The whole concept of having “overwhelming efficacy” of a device, or a drug, or a diagnostic test hasn’t been embraced enough. If we have that, learning about safety could be done on a conditional approval basis…..under a probationary status [with] every single individual…monitored electronically to watch the device, the drug, the test in question.

If the goal was to shock as well as provoke discussion, they both succeeded with me. Each offers a proposal that violates at least two important norms: “all drugs have risks” and “the first obligation of physicians is ‘to do no harm.’”

FDA Matters and, I believe, FDA and most stakeholders believe that substantial evidence of both safety and efficacy are needed before drugs are made available in the marketplace. I imagine the American public would agree.  

Radical Thinking Re-channeled.  I respect both individuals for their intellect and achievements, so I tried to find more conventional ways of looking at their ideas, ways that wouldn’t place tens of thousands of patients at risk. I think I succeeded.

Dr. von Eschenbach’s central point is that we don’t squeeze enough therapeutic potential out of drugs that have been well-tested and have excellent safety profiles. In that case, NIH Director Francis Collins is thinking along the same lines.  

On May 3, he announced  a new initiative, called Discovering New Therapeutic Uses for Existing Molecules. The program “will direct researchers’ attention to [and provide availability for testing] a part of the drug development pipeline traditionally difficult to access: compounds that have cleared several key steps in the development process, including safety testing in humans.”

Dr. Topol’s central point is that seriously-ill patients should have access to therapies that demonstrate impressive efficacy, without delay by inflexible rules about proof of safety. In that case, the Senate is thinking along the same lines.  

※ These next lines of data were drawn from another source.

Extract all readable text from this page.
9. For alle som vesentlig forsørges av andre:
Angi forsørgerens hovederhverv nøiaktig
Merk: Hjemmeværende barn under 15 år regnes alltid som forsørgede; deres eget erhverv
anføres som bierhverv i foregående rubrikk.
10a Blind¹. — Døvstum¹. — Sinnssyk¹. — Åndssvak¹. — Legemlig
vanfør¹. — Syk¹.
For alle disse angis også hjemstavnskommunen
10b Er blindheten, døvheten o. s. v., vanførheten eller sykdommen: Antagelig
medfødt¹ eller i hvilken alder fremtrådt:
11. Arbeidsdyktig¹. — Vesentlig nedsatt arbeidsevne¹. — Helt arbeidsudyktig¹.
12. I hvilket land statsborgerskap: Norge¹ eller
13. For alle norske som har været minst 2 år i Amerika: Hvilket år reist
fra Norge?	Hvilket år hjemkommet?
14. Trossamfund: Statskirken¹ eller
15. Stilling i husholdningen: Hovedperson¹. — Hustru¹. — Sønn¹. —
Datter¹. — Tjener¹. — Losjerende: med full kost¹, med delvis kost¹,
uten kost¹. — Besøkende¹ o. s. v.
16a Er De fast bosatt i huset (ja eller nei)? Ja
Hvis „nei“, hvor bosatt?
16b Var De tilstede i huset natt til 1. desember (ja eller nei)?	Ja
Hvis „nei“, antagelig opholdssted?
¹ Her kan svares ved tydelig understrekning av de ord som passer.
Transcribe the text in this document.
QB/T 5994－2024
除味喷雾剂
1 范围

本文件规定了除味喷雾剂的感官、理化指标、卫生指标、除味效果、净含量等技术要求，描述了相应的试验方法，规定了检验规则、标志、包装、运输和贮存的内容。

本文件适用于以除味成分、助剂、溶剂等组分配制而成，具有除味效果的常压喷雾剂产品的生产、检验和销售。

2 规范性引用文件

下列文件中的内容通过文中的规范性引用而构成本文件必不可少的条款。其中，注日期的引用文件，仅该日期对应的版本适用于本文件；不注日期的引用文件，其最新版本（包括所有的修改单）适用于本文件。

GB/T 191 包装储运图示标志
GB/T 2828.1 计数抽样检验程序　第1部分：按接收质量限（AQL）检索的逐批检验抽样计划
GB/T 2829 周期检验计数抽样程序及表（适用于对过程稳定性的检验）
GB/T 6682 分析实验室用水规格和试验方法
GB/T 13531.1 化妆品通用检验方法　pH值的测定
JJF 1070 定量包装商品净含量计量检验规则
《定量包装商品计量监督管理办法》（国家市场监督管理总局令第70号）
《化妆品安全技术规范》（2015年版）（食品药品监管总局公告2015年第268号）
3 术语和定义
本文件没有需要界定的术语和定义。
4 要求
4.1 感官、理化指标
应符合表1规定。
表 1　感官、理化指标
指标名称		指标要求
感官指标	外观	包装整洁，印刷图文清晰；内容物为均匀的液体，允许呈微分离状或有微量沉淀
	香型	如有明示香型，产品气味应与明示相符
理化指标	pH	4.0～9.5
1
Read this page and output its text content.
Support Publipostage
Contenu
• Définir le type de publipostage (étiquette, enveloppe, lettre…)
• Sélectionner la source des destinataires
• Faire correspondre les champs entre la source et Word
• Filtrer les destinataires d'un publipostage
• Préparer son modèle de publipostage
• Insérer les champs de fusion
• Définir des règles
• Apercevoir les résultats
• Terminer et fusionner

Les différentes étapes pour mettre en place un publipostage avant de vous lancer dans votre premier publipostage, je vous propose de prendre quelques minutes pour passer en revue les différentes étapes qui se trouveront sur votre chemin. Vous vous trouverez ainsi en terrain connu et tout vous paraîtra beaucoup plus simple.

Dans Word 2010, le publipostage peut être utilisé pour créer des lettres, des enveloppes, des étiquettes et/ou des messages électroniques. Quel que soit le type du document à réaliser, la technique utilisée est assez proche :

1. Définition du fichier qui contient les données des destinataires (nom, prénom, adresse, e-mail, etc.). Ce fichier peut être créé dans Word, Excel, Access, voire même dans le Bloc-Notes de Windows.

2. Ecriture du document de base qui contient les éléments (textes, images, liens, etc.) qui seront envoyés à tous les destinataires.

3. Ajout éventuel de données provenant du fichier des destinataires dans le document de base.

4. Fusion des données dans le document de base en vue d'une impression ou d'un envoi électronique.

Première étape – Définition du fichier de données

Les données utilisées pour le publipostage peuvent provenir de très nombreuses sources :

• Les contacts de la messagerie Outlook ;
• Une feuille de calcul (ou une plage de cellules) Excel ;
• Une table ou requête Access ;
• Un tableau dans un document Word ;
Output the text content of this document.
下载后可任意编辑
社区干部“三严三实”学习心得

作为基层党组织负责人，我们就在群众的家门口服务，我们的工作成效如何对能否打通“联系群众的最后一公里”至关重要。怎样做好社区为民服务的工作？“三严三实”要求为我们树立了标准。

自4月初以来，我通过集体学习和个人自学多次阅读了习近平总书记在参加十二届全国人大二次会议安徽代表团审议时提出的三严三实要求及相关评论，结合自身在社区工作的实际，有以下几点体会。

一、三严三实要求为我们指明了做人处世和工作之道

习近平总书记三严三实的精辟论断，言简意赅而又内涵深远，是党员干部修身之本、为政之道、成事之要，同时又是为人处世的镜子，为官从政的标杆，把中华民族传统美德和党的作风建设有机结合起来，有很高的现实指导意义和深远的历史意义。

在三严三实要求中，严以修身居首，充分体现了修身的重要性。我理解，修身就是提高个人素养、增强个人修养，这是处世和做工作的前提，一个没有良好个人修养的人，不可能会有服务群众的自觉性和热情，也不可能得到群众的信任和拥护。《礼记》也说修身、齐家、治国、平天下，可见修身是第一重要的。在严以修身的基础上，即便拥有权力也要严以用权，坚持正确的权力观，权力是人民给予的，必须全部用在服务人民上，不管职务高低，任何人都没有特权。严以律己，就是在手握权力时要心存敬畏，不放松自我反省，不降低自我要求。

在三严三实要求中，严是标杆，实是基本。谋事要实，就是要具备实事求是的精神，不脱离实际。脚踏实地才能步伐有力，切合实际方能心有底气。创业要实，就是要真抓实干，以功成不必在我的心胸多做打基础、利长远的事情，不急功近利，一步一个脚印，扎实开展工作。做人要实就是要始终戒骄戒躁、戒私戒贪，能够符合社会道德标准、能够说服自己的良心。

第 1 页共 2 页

As described in a recent column, Proposals to Speed Drug Approvals: Not Created Equal, the Advancing Breakthrough Therapies for Patients Act or the Breakthrough Act (S. 2236) would:

“provide more flexibility when a drug or treatment shows dramatic responses early in development, while still ensuring drug safety and efficacy. For patients, this proposal would allow FDA the ability to move towards more innovative clinical trials, such as minimizing the number of patients enrolled in trials and shortening the duration of trials, when scientifically appropriate.”

S. 2236 is part of the user fee reauthorization bill that passed in the Senate Subcommittee.

Radical ideas met with innovative but conventional solutions. Well done all around.


* Yes, there really is a word that means “once every five years.” http://www.merriam-webster.com/dictionary/quinquennial

** Dr. Eric Topol was recently named the “most influential physician executive in the U.S.” by Modern Healthcare magazine.